The four CCGs covering Stafford and Surrounds, Cannock Chase, Stoke-on-Trent and North Staffordshire set up a ten-year contract for cancer services in 2015 with Interserve Investments, University Hospitals of North Midlands NHS Trust and Royal Wolverhampton Hospitals NHS Trust. It was intended that the £690 million contract would provide a 10% increase in cancer patients being treated without any extra money. The North Midlands Trust withdrew in July 2015 because it expected that costs, particularly for drugs, would rise at a rate above inflation. The arrangement was criticised as an attempt to privatise the NHS. In June 2015 more than 63,000 people signed a petition against it and presented it to a CCG meeting.

==Mental health==
North Staffordshire Combined Healthcare NHS Trust provides mental health services across Stoke-on-Trent and North Staffordshire.

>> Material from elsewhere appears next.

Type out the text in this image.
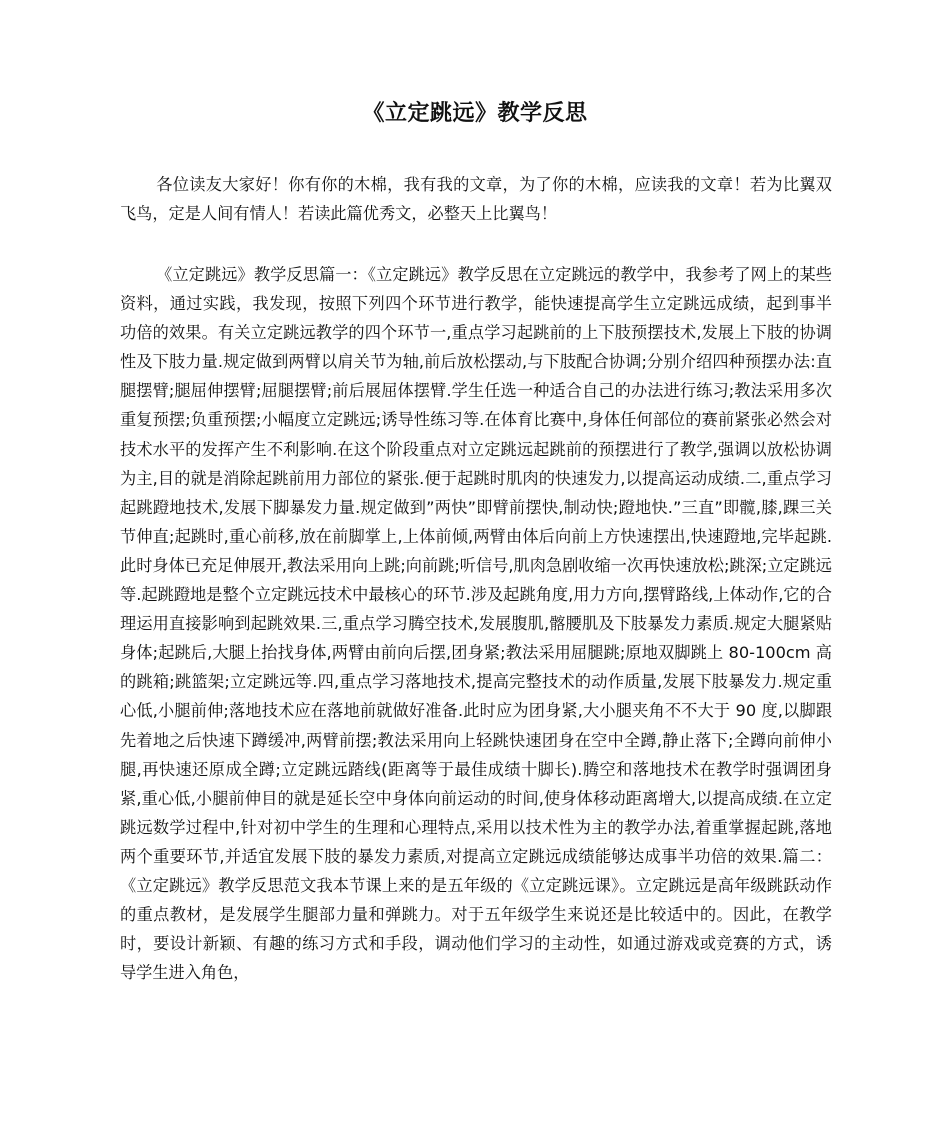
《立定跳远》教学反思

各位读友大家好！你有你的木棉，我有我的文章，为了你的木棉，应读我的文章！若为比翼双飞鸟，定是人间有情人！若读此篇优秀文，必整天上比翼鸟！

《立定跳远》教学反思篇一：《立定跳远》教学反思在立定跳远的教学中，我参考了网上的某些资料，通过实践，我发现，按照下列四个环节进行教学，能快速提高学生立定跳远成绩，起到事半功倍的效果。有关立定跳远教学的四个环节一,重点学习起跳前的上下肢预摆技术,发展上下肢的协调性及下肢力量.规定做到两臂以肩关节为轴,前后放松摆动,与下肢配合协调;分别介绍四种预摆办法:直腿摆臂;腿屈伸摆臂;屈腿摆臂;前后展屈体摆臂.学生任选一种适合自己的办法进行练习;教法采用多次重复预摆;负重预摆;小幅度立定跳远;诱导性练习等.在体育比赛中,身体任何部位的赛前紧张必然会对技术水平的发挥产生不利影响.在这个阶段重点对立定跳远起跳前的预摆进行了教学,强调以放松协调为主,目的就是消除起跳前用力部位的紧张.便于起跳时肌肉的快速发力,以提高运动成绩.二,重点学习起跳蹬地技术,发展下脚暴发力量.规定做到”两快”即臂前摆快,制动快;蹬地快.”三直”即髋,膝,踝三关节伸直;起跳时,重心前移,放在前脚掌上,上体前倾,两臂由体后向前上方快速摆出,快速蹬地,完毕起跳.此时身体已充足伸展开,教法采用向上跳;向前跳;听信号,肌肉急剧收缩一次再快速放松;跳深;立定跳远等.起跳蹬地是整个立定跳远技术中最核心的环节.涉及起跳角度,用力方向,摆臂路线,上体动作,它的合理运用直接影响到起跳效果.三,重点学习腾空技术,发展腹肌,髂腰肌及下肢暴发力素质.规定大腿紧贴身体;起跳后,大腿上抬找身体,两臂由前向后摆,团身紧;教法采用屈腿跳;原地双脚跳上 80-100cm 高的跳箱;跳篮架;立定跳远等.四,重点学习落地技术,提高完整技术的动作质量,发展下肢暴发力.规定重心低,小腿前伸;落地技术应在落地前就做好准备.此时应为团身紧,大小腿夹角不不大于 90 度,以脚跟先着地之后快速下蹲缓冲,两臂前摆;教法采用向上轻跳快速团身在空中全蹲,静止落下;全蹲向前伸小腿,再快速还原成全蹲;立定跳远踏线(距离等于最佳成绩十脚长).腾空和落地技术在教学时强调团身紧,重心低,小腿前伸目的就是延长空中身体向前运动的时间,使身体移动距离增大,以提高成绩.在立定跳远数学过程中,针对初中学生的生理和心理特点,采用以技术性为主的教学办法,着重掌握起跳,落地两个重要环节,并适宜发展下肢的暴发力素质,对提高立定跳远成绩能够达成事半功倍的效果.篇二：《立定跳远》教学反思范文我本节课上来的是五年级的《立定跳远课》。立定跳远是高年级跳跃动作的重点教材，是发展学生腿部力量和弹跳力。对于五年级学生来说还是比较适中的。因此，在教学时，要设计新颖、有趣的练习方式和手段，调动他们学习的主动性，如通过游戏或竞赛的方式，诱导学生进入角色，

Mental health services in the South of the county are provided by Midlands Partnership NHS Foundation Trust. Children's autism services were provided by South Staffordshire and Shropshire Healthcare NHS Foundation Trust and Midlands Psychology, a social enterprise from 2010 until 2019 when it was moved to Midlands Partnership NHS Foundation Trust after several poor reviews and a report from Healthwatch Staffordshire which said that parents' complaints had been ignored. The clinical commissioning group were said to have provided minimal monitoring and intervention.

==Community services==
Midlands Partnership NHS Foundation Trust provides both health and social care community services.

North Staffordshire Clinical Commissioning Group was the first in the country to restrict access to NHS-funded hearing aids. From September 2015 it will no longer routinely fund hearing aids for patients with hearing loss between 26 and 40 decibels. People with “moderate” hearing loss between 41 and 55 decibels will be eligible for an NHS funded hearing aid if they score sufficiently highly in a “functional impact assessment”.

Virgin Healthcare won a 7-year prime contractor contract worth £270 million for providing long-term and elderly care for about 38,000 people with long-term health conditions in East Staffordshire in March 2015. Burton Hospitals NHS Foundation Trust, which is sub-contracted to Virgin, had to pay £300,000 in VAT at the end of 2016-17 because Virgin cannot recover VAT costs as NHS organisations can. In October 2018, after a prolonged dispute with the CCG, Virgin terminated all the elements of the contract for which it did not itself directly deliver services. The CCG said "From May/June 2019 East Staffordshire CCG will enter into contracts for the services terminated by Virgin Care directly with the providers of those services instead of requiring Virgin Care to negotiate sub-contracts for them.” In April 2019 Virgin gave a 12-month termination notice on the remaining contract because it would have had to subsidise the service by more than £1 million a year.

==Healthwatch==
There are two Healthwatch organisations. One in Stoke-on-Trent and one covering the rest of the county. Staffordshire Healthwatch launched a complaints service in February 2015 because its research suggested thousands of people are not lodging complaints when they experience problems in hospitals or GPs surgeries.